If the electoral incentives for portraying the opposition party as Chinese Communist Party (CCP) agents diminish, then a new, more civil landscape for competitive democratic politics in Taiwan may emerge. The KMT can help foster this changed dynamic by doing a better job of allaying legitimate concerns about the nature of its cross-strait engagement. Howard Shen, former spokesperson for the KMT’s 2024 presidential candidate, rightfully emphasizes the need for greater transparency, including “how [the KMT] will avoid being taken advantage of by the CCP’s United Front work, and what red lines it will not cross.” Greater transparency, judgment, and self-policing by the KMT can further encourage DPP restraint against recklessly wielding the charge of “CCP agent” as a political cudgel– or at least further reduce this strategy’s electoral payoffs.

Threading the needle between legitimate concern and counterproductive political fearmongering will not be easy. One possible solution is to establish a bipartisan Taiwanese task force jointly focused on combatting CCP influence operations. Such a task force could not only work to establish mutual trust; it would also align with new and necessary “whole of society defense resilience” efforts, particularly around information security.

Conclusion

 China’s goal of annexing Taiwan has not changed. Yet, as one Chinese scholar likely affiliated with China’s United Front Department recently put it, “Peaceful unification appears increasingly unlikely, and the cost of military unification is too high.” Given this situation, Beijing seeks to foster polarization to psychologically demoralize Taiwan’s society and make it more vulnerable to various fait accompli scenarios.

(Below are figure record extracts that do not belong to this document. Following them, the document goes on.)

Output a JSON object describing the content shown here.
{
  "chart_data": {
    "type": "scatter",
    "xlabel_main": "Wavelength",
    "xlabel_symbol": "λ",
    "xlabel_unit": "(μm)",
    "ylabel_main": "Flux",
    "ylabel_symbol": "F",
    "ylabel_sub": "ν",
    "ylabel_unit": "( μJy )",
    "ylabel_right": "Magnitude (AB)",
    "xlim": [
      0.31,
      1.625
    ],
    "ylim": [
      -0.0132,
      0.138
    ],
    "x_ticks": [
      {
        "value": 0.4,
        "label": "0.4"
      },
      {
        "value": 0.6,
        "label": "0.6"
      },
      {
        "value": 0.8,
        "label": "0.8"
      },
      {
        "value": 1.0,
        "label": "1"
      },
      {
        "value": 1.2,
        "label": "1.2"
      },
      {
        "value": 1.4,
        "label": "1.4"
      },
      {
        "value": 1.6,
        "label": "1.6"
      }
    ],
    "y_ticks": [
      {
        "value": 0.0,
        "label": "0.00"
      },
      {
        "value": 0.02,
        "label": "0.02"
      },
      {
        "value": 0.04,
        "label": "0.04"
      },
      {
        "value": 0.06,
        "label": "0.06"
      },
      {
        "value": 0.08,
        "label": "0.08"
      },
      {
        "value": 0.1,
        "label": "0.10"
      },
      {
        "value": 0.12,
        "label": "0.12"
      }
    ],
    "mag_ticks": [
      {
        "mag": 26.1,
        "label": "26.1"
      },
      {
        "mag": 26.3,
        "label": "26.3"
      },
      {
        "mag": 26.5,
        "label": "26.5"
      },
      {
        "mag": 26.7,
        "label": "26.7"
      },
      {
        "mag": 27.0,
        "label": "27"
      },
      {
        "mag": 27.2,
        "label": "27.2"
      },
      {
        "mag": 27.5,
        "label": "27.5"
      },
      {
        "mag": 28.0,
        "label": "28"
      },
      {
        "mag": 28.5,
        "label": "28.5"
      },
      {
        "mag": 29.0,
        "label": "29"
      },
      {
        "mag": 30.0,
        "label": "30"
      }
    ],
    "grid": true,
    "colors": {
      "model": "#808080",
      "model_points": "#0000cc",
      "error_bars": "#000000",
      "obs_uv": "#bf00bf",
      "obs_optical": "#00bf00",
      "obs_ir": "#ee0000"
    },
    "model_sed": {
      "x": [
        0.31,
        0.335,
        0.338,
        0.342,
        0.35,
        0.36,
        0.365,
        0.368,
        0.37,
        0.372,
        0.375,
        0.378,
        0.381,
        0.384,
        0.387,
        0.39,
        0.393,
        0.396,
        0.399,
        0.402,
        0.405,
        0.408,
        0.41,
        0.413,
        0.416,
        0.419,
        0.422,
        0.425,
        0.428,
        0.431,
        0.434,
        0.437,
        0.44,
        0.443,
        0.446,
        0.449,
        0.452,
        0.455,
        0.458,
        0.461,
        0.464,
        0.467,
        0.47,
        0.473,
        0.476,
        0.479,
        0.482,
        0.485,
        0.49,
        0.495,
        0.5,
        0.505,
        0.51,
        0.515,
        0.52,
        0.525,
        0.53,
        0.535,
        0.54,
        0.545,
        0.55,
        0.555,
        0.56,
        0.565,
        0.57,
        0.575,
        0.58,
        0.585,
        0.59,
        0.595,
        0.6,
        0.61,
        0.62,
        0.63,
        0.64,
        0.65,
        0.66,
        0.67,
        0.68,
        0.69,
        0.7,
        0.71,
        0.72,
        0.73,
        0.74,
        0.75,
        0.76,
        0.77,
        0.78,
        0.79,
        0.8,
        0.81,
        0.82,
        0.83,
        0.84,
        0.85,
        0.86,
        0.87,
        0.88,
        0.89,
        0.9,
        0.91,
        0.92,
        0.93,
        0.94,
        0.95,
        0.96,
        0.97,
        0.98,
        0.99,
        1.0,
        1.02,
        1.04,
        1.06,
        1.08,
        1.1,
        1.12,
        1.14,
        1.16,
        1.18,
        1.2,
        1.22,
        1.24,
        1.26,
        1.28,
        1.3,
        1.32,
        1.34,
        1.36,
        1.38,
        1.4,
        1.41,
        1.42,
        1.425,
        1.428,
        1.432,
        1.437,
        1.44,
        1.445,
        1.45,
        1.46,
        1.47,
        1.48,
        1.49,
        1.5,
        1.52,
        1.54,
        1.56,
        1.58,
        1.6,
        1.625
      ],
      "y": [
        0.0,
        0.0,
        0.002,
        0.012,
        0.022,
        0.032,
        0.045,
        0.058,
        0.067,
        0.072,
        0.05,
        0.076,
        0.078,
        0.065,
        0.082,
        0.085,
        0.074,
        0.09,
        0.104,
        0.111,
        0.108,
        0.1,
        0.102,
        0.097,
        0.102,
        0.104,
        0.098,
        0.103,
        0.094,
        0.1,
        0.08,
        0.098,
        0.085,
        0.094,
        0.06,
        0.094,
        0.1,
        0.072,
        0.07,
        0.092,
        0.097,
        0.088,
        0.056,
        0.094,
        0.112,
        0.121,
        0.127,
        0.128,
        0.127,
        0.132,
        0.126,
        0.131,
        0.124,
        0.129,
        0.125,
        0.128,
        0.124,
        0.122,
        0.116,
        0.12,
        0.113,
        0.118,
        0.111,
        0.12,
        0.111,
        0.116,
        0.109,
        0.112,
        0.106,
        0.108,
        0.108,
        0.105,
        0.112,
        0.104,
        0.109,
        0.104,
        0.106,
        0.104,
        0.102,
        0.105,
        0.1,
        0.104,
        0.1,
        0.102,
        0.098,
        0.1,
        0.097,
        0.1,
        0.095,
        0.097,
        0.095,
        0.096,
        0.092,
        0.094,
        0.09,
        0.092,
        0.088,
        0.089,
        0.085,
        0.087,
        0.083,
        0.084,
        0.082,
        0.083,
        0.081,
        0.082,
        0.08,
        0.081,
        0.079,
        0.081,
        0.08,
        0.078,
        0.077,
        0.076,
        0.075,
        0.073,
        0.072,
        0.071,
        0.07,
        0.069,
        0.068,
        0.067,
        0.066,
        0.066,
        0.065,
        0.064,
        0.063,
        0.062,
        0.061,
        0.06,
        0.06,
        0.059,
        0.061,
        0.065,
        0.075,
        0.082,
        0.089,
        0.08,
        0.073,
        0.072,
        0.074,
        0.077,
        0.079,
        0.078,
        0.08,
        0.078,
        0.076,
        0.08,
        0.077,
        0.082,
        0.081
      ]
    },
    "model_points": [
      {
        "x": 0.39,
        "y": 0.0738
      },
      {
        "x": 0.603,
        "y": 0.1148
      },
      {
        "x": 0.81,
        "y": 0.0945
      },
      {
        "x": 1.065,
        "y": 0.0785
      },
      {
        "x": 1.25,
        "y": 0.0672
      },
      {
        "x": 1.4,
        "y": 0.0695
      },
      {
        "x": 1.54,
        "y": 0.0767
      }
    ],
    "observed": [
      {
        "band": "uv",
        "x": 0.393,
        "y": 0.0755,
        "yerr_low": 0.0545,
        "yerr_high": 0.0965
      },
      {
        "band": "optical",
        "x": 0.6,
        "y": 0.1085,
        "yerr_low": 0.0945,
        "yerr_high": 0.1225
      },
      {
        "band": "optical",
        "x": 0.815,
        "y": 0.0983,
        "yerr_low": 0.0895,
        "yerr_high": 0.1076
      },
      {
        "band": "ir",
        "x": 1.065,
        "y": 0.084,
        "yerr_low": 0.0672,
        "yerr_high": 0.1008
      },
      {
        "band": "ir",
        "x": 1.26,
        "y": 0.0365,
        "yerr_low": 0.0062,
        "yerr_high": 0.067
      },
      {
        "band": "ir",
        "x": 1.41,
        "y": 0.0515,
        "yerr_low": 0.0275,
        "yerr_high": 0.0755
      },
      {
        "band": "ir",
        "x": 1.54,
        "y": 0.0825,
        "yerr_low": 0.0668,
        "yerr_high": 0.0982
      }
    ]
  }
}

Taiwan’s leaders understand this. Yet, the incentives to demonize the political opposition to secure an advantage in each election cycle have often proved too enticing to resist. Now, Taiwan’s voters may have given KMT and DPP leaders a way out. Voters are sufficiently skeptical of the KMT’s cross-strait engagement strategy to subject them to recall, and sufficiently skeptical of collusion accusations to vote for every KMT legislator to keep their seat. 

In February 2025, President Lai gathered leaders from all branches of Taiwan’s government, urging that “Taiwan must unite.” At that time, however, the impending recall election presented an obstacle to compromise. Whether direct dialogue between DPP and KMT leaders could be held, as a precursor or in addition to executive-legislative dialogue, would, Presidential Office Secretary General Pan Men-an suggested, depend on future events.

That future has arrived, and the incentives for such inter-party dialogue are perhaps better than ever. Unfortunately, that is a low bar to clear. Whether the KMT and DPP can take advantage of this opportunity will depend on leadership from both sides. As Senator Sullivan’s remarks make clear, Taiwan’s American partners are also watching, and presumably are ready to lend their full support.